Germany Faces a Massive Housing Problem
08/09/2023

GERMANY is facing a housing construction crisis that could last for years unless its conditions improve fundamentally, according to German economists and construction experts cited by the German news agency dpa.
The rapid rise in construction costs has made privately financed housing construction more difficult, and for many entrepreneurs it has become unprofitable.
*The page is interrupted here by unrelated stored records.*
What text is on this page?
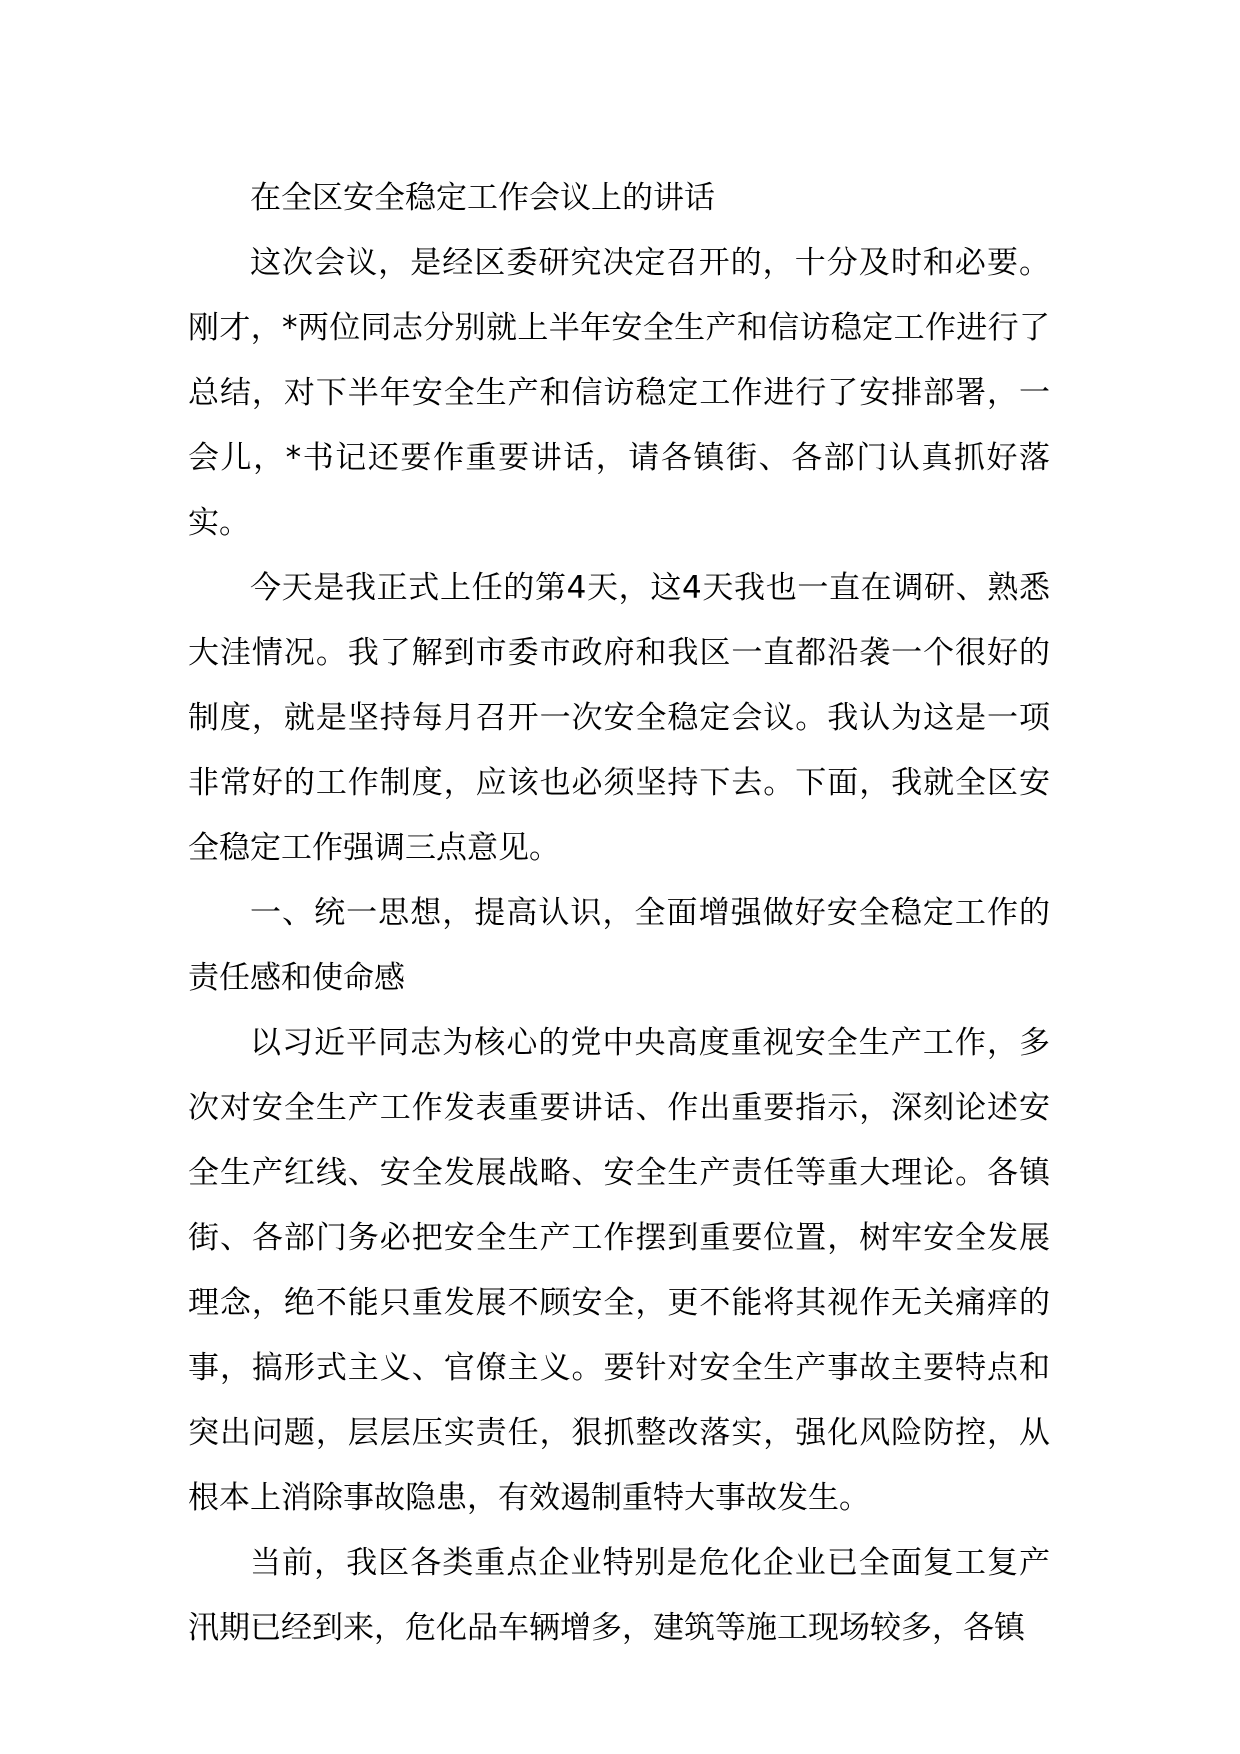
在全区安全稳定工作会议上的讲话

这次会议，是经区委研究决定召开的，十分及时和必要。刚才，*两位同志分别就上半年安全生产和信访稳定工作进行了总结，对下半年安全生产和信访稳定工作进行了安排部署，一会儿，*书记还要作重要讲话，请各镇街、各部门认真抓好落实。

今天是我正式上任的第4天，这4天我也一直在调研、熟悉大洼情况。我了解到市委市政府和我区一直都沿袭一个很好的制度，就是坚持每月召开一次安全稳定会议。我认为这是一项非常好的工作制度，应该也必须坚持下去。下面，我就全区安全稳定工作强调三点意见。

一、统一思想，提高认识，全面增强做好安全稳定工作的责任感和使命感

以习近平同志为核心的党中央高度重视安全生产工作，多次对安全生产工作发表重要讲话、作出重要指示，深刻论述安全生产红线、安全发展战略、安全生产责任等重大理论。各镇街、各部门务必把安全生产工作摆到重要位置，树牢安全发展理念，绝不能只重发展不顾安全，更不能将其视作无关痛痒的事，搞形式主义、官僚主义。要针对安全生产事故主要特点和突出问题，层层压实责任，狠抓整改落实，强化风险防控，从根本上消除事故隐患，有效遏制重特大事故发生。

当前，我区各类重点企业特别是危化企业已全面复工复产汛期已经到来，危化品车辆增多，建筑等施工现场较多，各镇
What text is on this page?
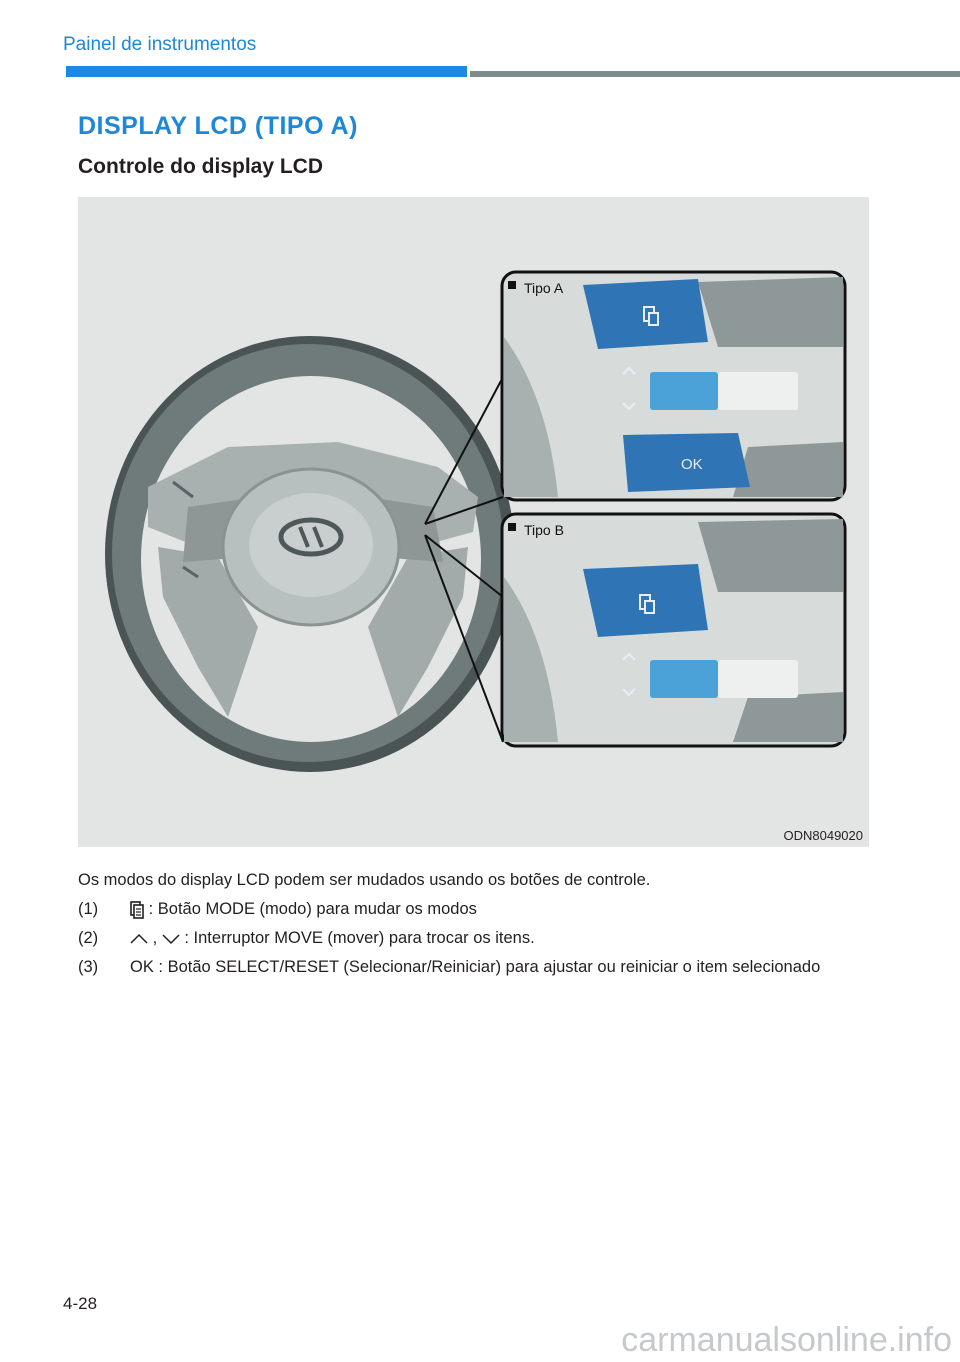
Painel de instrumentos
DISPLAY LCD (TIPO A)
Controle do display LCD
OK
Tipo A
Tipo B
ODN8049020
Os modos do display LCD podem ser mudados usando os botões de controle.
(1)	: Botão MODE (modo) para mudar os modos
(2)	, : Interruptor MOVE (mover) para trocar os itens.
(3) OK : Botão SELECT/RESET (Selecionar/Reiniciar) para ajustar ou reiniciar o item selecionado
4-28
carmanualsonline.info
To cover these costs, the rent for a new apartment per square meter would have to amount to 18 euros, estimates the Working Group for Contemporary Construction (ARGE), based in Kiel.
Housing construction in Germany is divided into social housing, subsidized by the state, and privately financed housing, which is supposed to be self-sustaining.
According to ARGE, the average construction cost per square meter of living space – including land costs – currently amounts to around 5,200 euros. “Building is simply too expensive,” said Ludwig Dorffmeister, a construction and real estate expert from Munich's Ifo Institute for Economic Research.
“In May, the prices for building conventional new apartments were 36 percent higher than at the beginning of summer 2020.”
Rising interest rates are also hitting private construction and housing companies. “In many cases they are postponing projects because the required rent would financially overburden future tenants,” said Dorffmeister.
Meanwhile, since 2022 the government has been seriously limiting subsidies for new construction, the dpa agency writes. “Despite the expected efforts of everyone involved, I do not expect a reversal of the trend, but rather further serious losses on the market,” the expert said.